Lo que no se ve, queda fuera: una celda partida por dentro, una conexión que se soltó o una degradación que no cambia el color. Para eso siguen haciendo falta la termografía y la revisión eléctrica.

Y no se mide producción ni se sustituye a los inversores ni al sistema que registra la energía.
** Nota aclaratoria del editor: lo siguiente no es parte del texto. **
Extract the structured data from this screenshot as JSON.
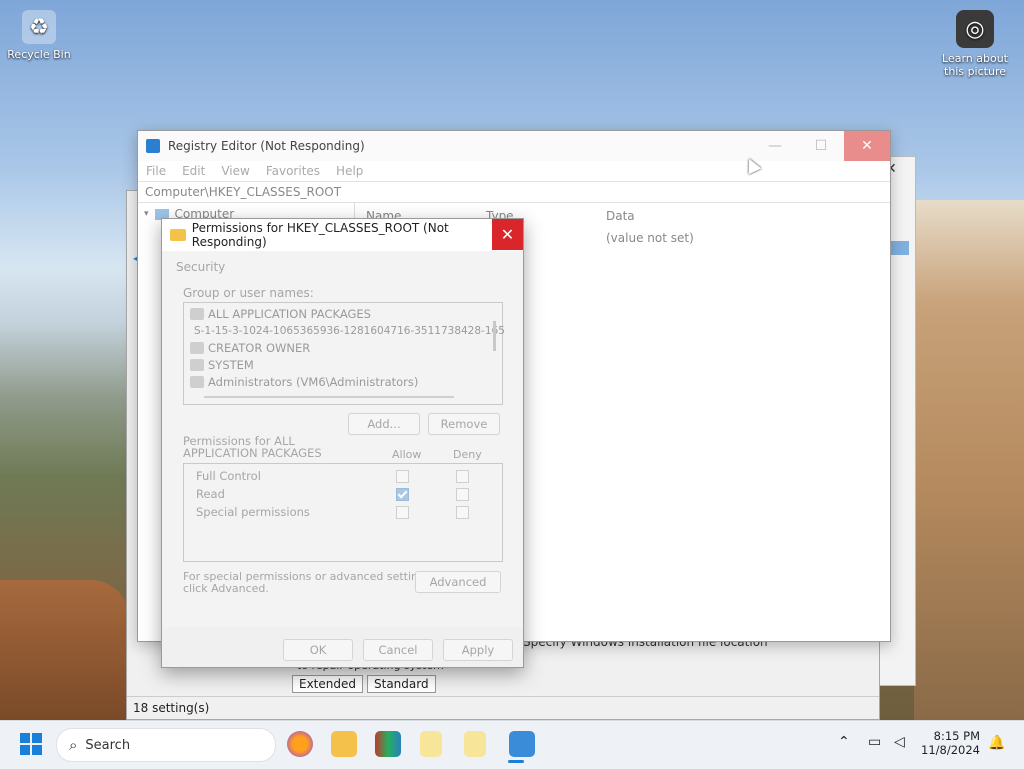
{
  "desktop": {
    "recycle_bin": "Recycle Bin",
    "learn_picture_line1": "Learn about",
    "learn_picture_line2": "this picture"
  },
  "back_window": {
    "status": "18 setting(s)",
    "tab_extended": "Extended",
    "tab_standard": "Standard",
    "line_text": "Specify Windows installation file location",
    "line_text2": "to repair operating system"
  },
  "regedit": {
    "title": "Registry Editor (Not Responding)",
    "menu": [
      "File",
      "Edit",
      "View",
      "Favorites",
      "Help"
    ],
    "address": "Computer\\HKEY_CLASSES_ROOT",
    "tree_root": "Computer",
    "col_name": "Name",
    "col_type": "Type",
    "col_data": "Data",
    "value_data": "(value not set)"
  },
  "dialog": {
    "title": "Permissions for HKEY_CLASSES_ROOT (Not Responding)",
    "tab": "Security",
    "group_label": "Group or user names:",
    "users": [
      "ALL APPLICATION PACKAGES",
      "S-1-15-3-1024-1065365936-1281604716-3511738428-165",
      "CREATOR OWNER",
      "SYSTEM",
      "Administrators (VM6\\Administrators)"
    ],
    "add": "Add...",
    "remove": "Remove",
    "perm_label_line1": "Permissions for ALL",
    "perm_label_line2": "APPLICATION PACKAGES",
    "allow": "Allow",
    "deny": "Deny",
    "permissions": [
      {
        "name": "Full Control",
        "allow": false,
        "deny": false
      },
      {
        "name": "Read",
        "allow": true,
        "deny": false
      },
      {
        "name": "Special permissions",
        "allow": false,
        "deny": false
      }
    ],
    "special_line1": "For special permissions or advanced settings,",
    "special_line2": "click Advanced.",
    "advanced": "Advanced",
    "ok": "OK",
    "cancel": "Cancel",
    "apply": "Apply"
  },
  "taskbar": {
    "search_placeholder": "Search",
    "time": "8:15 PM",
    "date": "11/8/2024"
  },
  "colors": {
    "close_red": "#d9262b",
    "taskbar_bg": "#eef2f6",
    "folder_yellow": "#f4c14b"
  }
}
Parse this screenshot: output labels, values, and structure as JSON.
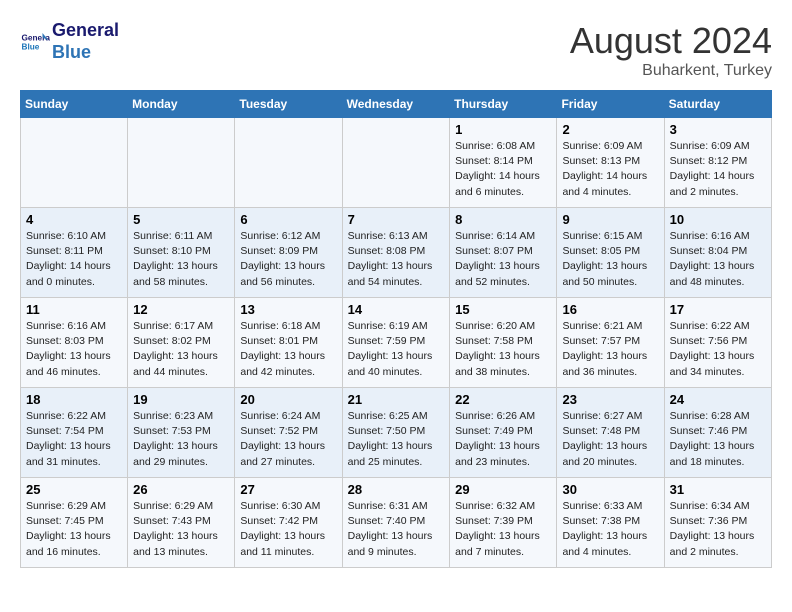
{
  "header": {
    "logo_line1": "General",
    "logo_line2": "Blue",
    "month_year": "August 2024",
    "location": "Buharkent, Turkey"
  },
  "weekdays": [
    "Sunday",
    "Monday",
    "Tuesday",
    "Wednesday",
    "Thursday",
    "Friday",
    "Saturday"
  ],
  "weeks": [
    [
      {
        "day": "",
        "info": ""
      },
      {
        "day": "",
        "info": ""
      },
      {
        "day": "",
        "info": ""
      },
      {
        "day": "",
        "info": ""
      },
      {
        "day": "1",
        "info": "Sunrise: 6:08 AM\nSunset: 8:14 PM\nDaylight: 14 hours\nand 6 minutes."
      },
      {
        "day": "2",
        "info": "Sunrise: 6:09 AM\nSunset: 8:13 PM\nDaylight: 14 hours\nand 4 minutes."
      },
      {
        "day": "3",
        "info": "Sunrise: 6:09 AM\nSunset: 8:12 PM\nDaylight: 14 hours\nand 2 minutes."
      }
    ],
    [
      {
        "day": "4",
        "info": "Sunrise: 6:10 AM\nSunset: 8:11 PM\nDaylight: 14 hours\nand 0 minutes."
      },
      {
        "day": "5",
        "info": "Sunrise: 6:11 AM\nSunset: 8:10 PM\nDaylight: 13 hours\nand 58 minutes."
      },
      {
        "day": "6",
        "info": "Sunrise: 6:12 AM\nSunset: 8:09 PM\nDaylight: 13 hours\nand 56 minutes."
      },
      {
        "day": "7",
        "info": "Sunrise: 6:13 AM\nSunset: 8:08 PM\nDaylight: 13 hours\nand 54 minutes."
      },
      {
        "day": "8",
        "info": "Sunrise: 6:14 AM\nSunset: 8:07 PM\nDaylight: 13 hours\nand 52 minutes."
      },
      {
        "day": "9",
        "info": "Sunrise: 6:15 AM\nSunset: 8:05 PM\nDaylight: 13 hours\nand 50 minutes."
      },
      {
        "day": "10",
        "info": "Sunrise: 6:16 AM\nSunset: 8:04 PM\nDaylight: 13 hours\nand 48 minutes."
      }
    ],
    [
      {
        "day": "11",
        "info": "Sunrise: 6:16 AM\nSunset: 8:03 PM\nDaylight: 13 hours\nand 46 minutes."
      },
      {
        "day": "12",
        "info": "Sunrise: 6:17 AM\nSunset: 8:02 PM\nDaylight: 13 hours\nand 44 minutes."
      },
      {
        "day": "13",
        "info": "Sunrise: 6:18 AM\nSunset: 8:01 PM\nDaylight: 13 hours\nand 42 minutes."
      },
      {
        "day": "14",
        "info": "Sunrise: 6:19 AM\nSunset: 7:59 PM\nDaylight: 13 hours\nand 40 minutes."
      },
      {
        "day": "15",
        "info": "Sunrise: 6:20 AM\nSunset: 7:58 PM\nDaylight: 13 hours\nand 38 minutes."
      },
      {
        "day": "16",
        "info": "Sunrise: 6:21 AM\nSunset: 7:57 PM\nDaylight: 13 hours\nand 36 minutes."
      },
      {
        "day": "17",
        "info": "Sunrise: 6:22 AM\nSunset: 7:56 PM\nDaylight: 13 hours\nand 34 minutes."
      }
    ],
    [
      {
        "day": "18",
        "info": "Sunrise: 6:22 AM\nSunset: 7:54 PM\nDaylight: 13 hours\nand 31 minutes."
      },
      {
        "day": "19",
        "info": "Sunrise: 6:23 AM\nSunset: 7:53 PM\nDaylight: 13 hours\nand 29 minutes."
      },
      {
        "day": "20",
        "info": "Sunrise: 6:24 AM\nSunset: 7:52 PM\nDaylight: 13 hours\nand 27 minutes."
      },
      {
        "day": "21",
        "info": "Sunrise: 6:25 AM\nSunset: 7:50 PM\nDaylight: 13 hours\nand 25 minutes."
      },
      {
        "day": "22",
        "info": "Sunrise: 6:26 AM\nSunset: 7:49 PM\nDaylight: 13 hours\nand 23 minutes."
      },
      {
        "day": "23",
        "info": "Sunrise: 6:27 AM\nSunset: 7:48 PM\nDaylight: 13 hours\nand 20 minutes."
      },
      {
        "day": "24",
        "info": "Sunrise: 6:28 AM\nSunset: 7:46 PM\nDaylight: 13 hours\nand 18 minutes."
      }
    ],
    [
      {
        "day": "25",
        "info": "Sunrise: 6:29 AM\nSunset: 7:45 PM\nDaylight: 13 hours\nand 16 minutes."
      },
      {
        "day": "26",
        "info": "Sunrise: 6:29 AM\nSunset: 7:43 PM\nDaylight: 13 hours\nand 13 minutes."
      },
      {
        "day": "27",
        "info": "Sunrise: 6:30 AM\nSunset: 7:42 PM\nDaylight: 13 hours\nand 11 minutes."
      },
      {
        "day": "28",
        "info": "Sunrise: 6:31 AM\nSunset: 7:40 PM\nDaylight: 13 hours\nand 9 minutes."
      },
      {
        "day": "29",
        "info": "Sunrise: 6:32 AM\nSunset: 7:39 PM\nDaylight: 13 hours\nand 7 minutes."
      },
      {
        "day": "30",
        "info": "Sunrise: 6:33 AM\nSunset: 7:38 PM\nDaylight: 13 hours\nand 4 minutes."
      },
      {
        "day": "31",
        "info": "Sunrise: 6:34 AM\nSunset: 7:36 PM\nDaylight: 13 hours\nand 2 minutes."
      }
    ]
  ]
}
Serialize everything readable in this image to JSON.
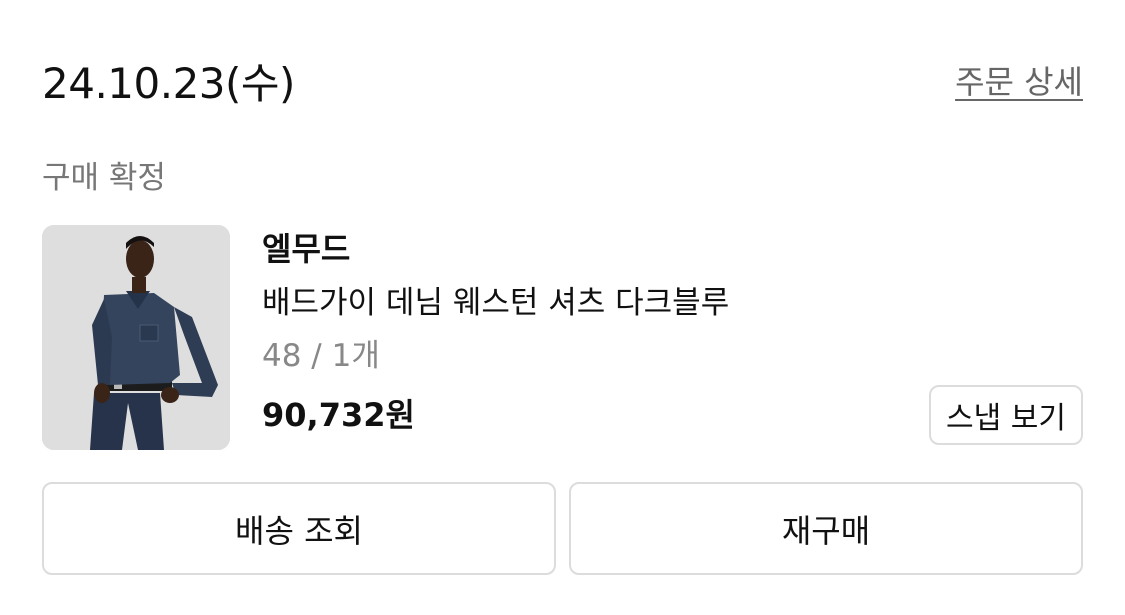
{
  "order": {
    "date": "24.10.23(수)",
    "detail_link": "주문 상세",
    "status": "구매 확정"
  },
  "product": {
    "brand": "엘무드",
    "name": "배드가이 데님 웨스턴 셔츠 다크블루",
    "option": "48 / 1개",
    "price": "90,732원",
    "snap_button": "스냅 보기",
    "image_description_icon": "product-photo"
  },
  "actions": {
    "tracking_button": "배송 조회",
    "reorder_button": "재구매"
  },
  "colors": {
    "text_primary": "#111111",
    "text_secondary": "#777777",
    "border": "#dcdcdc",
    "denim": "#2f3d52"
  }
}
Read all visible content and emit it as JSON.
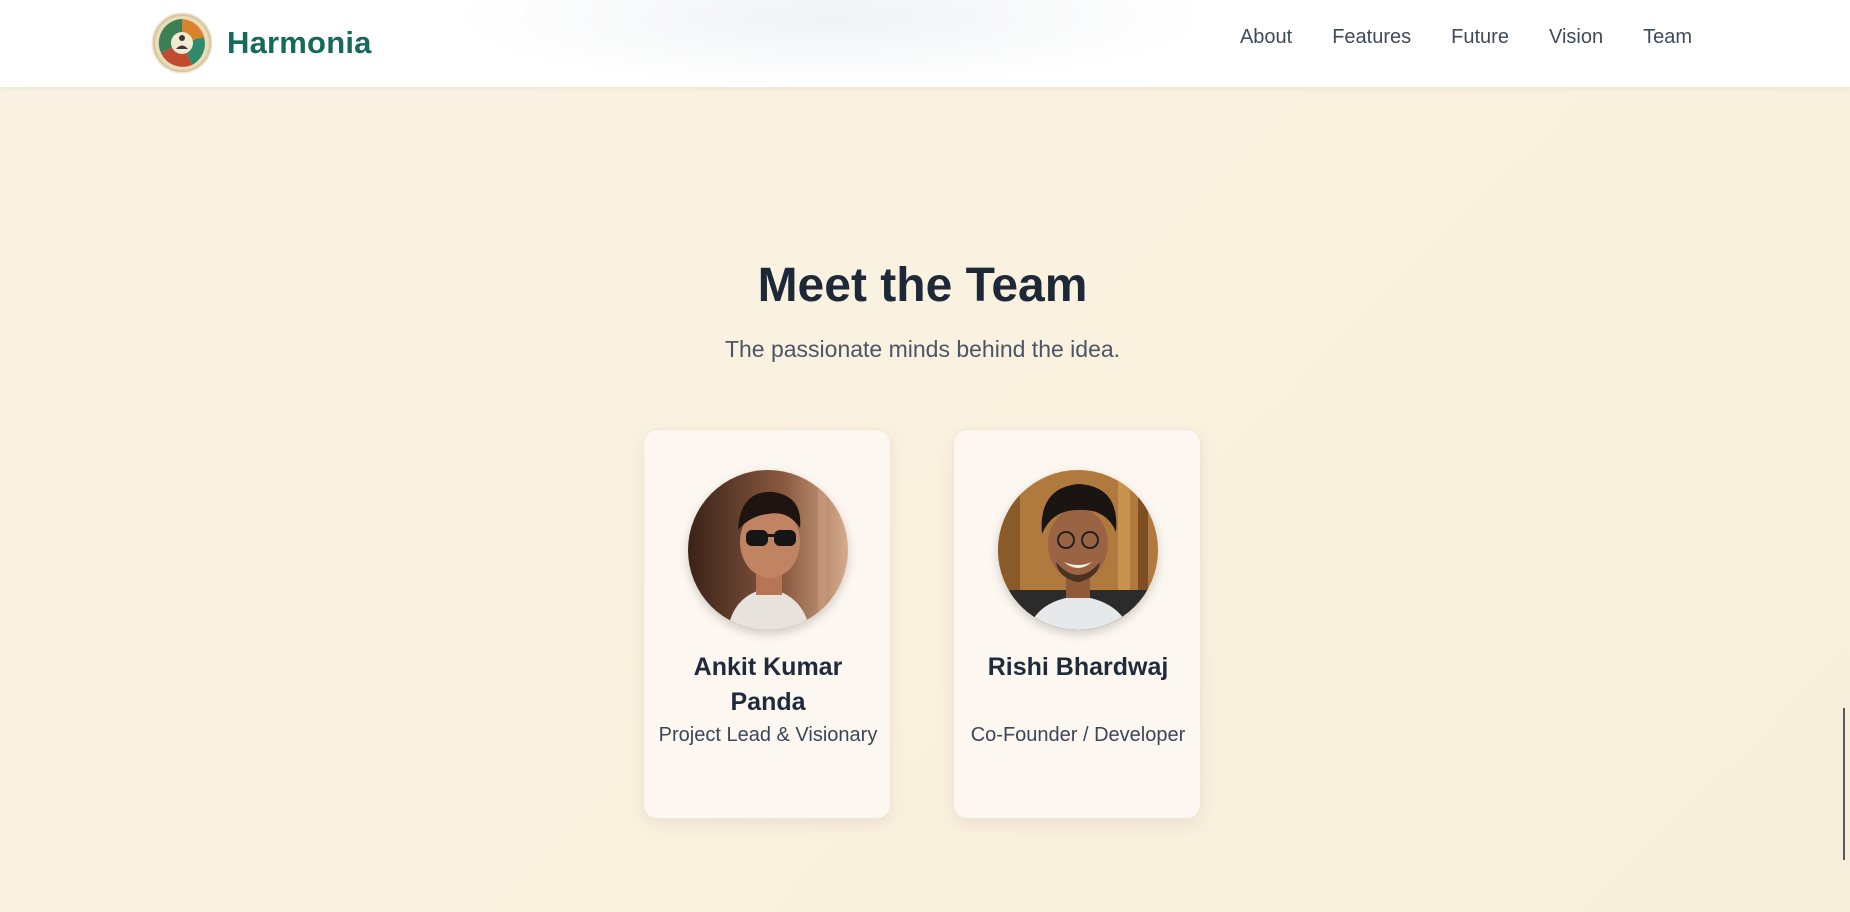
{
  "header": {
    "brand": "Harmonia",
    "logo_icon": "harmonia-logo-icon",
    "nav": [
      "About",
      "Features",
      "Future",
      "Vision",
      "Team"
    ]
  },
  "team": {
    "title": "Meet the Team",
    "subtitle": "The passionate minds behind the idea.",
    "members": [
      {
        "name": "Ankit Kumar Panda",
        "role": "Project Lead & Visionary",
        "photo": "member-photo"
      },
      {
        "name": "Rishi Bhardwaj",
        "role": "Co-Founder / Developer",
        "photo": "member-photo"
      }
    ]
  },
  "colors": {
    "brand": "#17695b",
    "background": "#faf3e4",
    "heading": "#1d2838",
    "nav_text": "#3f4a5a"
  }
}
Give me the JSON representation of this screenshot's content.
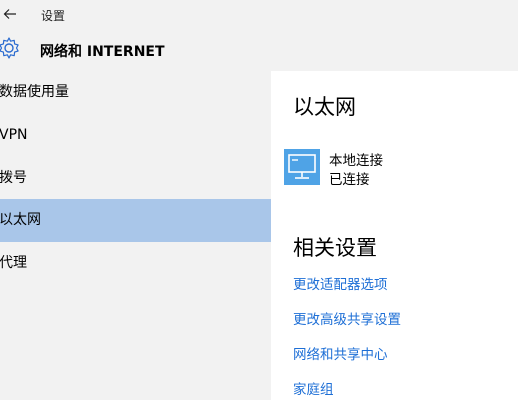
{
  "titlebar": {
    "title": "设置",
    "back_icon": "arrow-left-icon"
  },
  "header": {
    "title": "网络和 INTERNET",
    "icon": "gear-icon"
  },
  "sidebar": {
    "items": [
      {
        "label": "数据使用量",
        "selected": false
      },
      {
        "label": "VPN",
        "selected": false
      },
      {
        "label": "拨号",
        "selected": false
      },
      {
        "label": "以太网",
        "selected": true
      },
      {
        "label": "代理",
        "selected": false
      }
    ]
  },
  "main": {
    "section_title": "以太网",
    "connection": {
      "name": "本地连接",
      "status": "已连接",
      "icon": "monitor-network-icon"
    },
    "related_title": "相关设置",
    "links": [
      "更改适配器选项",
      "更改高级共享设置",
      "网络和共享中心",
      "家庭组"
    ]
  },
  "colors": {
    "accent": "#1e6fd6",
    "selected_bg": "#a9c6e9",
    "panel_bg": "#f2f2f2",
    "icon_tile": "#4fa3e6"
  }
}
No se dice cuántos kilovatios se perdieron: se dice que esa fila no está como las demás y desde qué hora.

Preguntas

¿No lo detecta ya el inversor?
Que una parte del campo va peor sí lo detecta, y eso ya es mucho. Lo que le falta es el sitio y la causa: una fila girada al revés, un módulo roto y una sombra nueva le producen la misma bajada. Ahí entra la imagen, que enseña qué le pasa a esa fila concreta y permite salir sabiendo qué llevar en la camioneta. Uno dice que algo va mal; la otra dice qué es lo que se ve mal, y juntos ahorran la vuelta de reconocimiento.
¿Hacen falta muchas cámaras para un campo grande?
Una por fila no hace falta, y una para todo tampoco vale. Desde un punto alto, una cámara cubre un buen número de filas y ve perfectamente las diferencias de orientación y de color. Lo que quede fuera del encuadre no queda cubierto, y eso se dice por delante en vez de descubrirlo el día del granizo. Se hace al revés de lo habitual: primero se decide qué partes del campo importa vigilar y después cuántas cámaras hacen falta para verlas.
¿Sirve la imagen para reclamar al seguro?
Suele ser lo que faltaba. Con la imagen de antes y la de después, las dos con fecha y hora y desde la misma cámara, se puede enseñar cuándo estaba bien y cuándo dejó de estarlo. Eso es exactamente lo que pide un perito y exactamente lo que no se tiene cuando el daño se descubre semanas más tarde. Quien decide la indemnización sigue siendo el perito y la compañía; aquí solo se aporta la prueba de cuándo pasó.
¿Y de noche, cuando el campo no produce?
Al anochecer, media regla se apaga sola: sin sol, ninguna fila puede seguir al sol. La otra media no se apaga nunca, y es la que importa de noche: en el campo no debería haber nadie. Un campo solar nocturno es un predio enorme, vacío y con mucho cobre dentro, así que la regla de esas horas se escribe aparte y con otro criterio. Se dejan las dos escritas y cada una corre en su franja, sin que nadie toque nada al caer el sol.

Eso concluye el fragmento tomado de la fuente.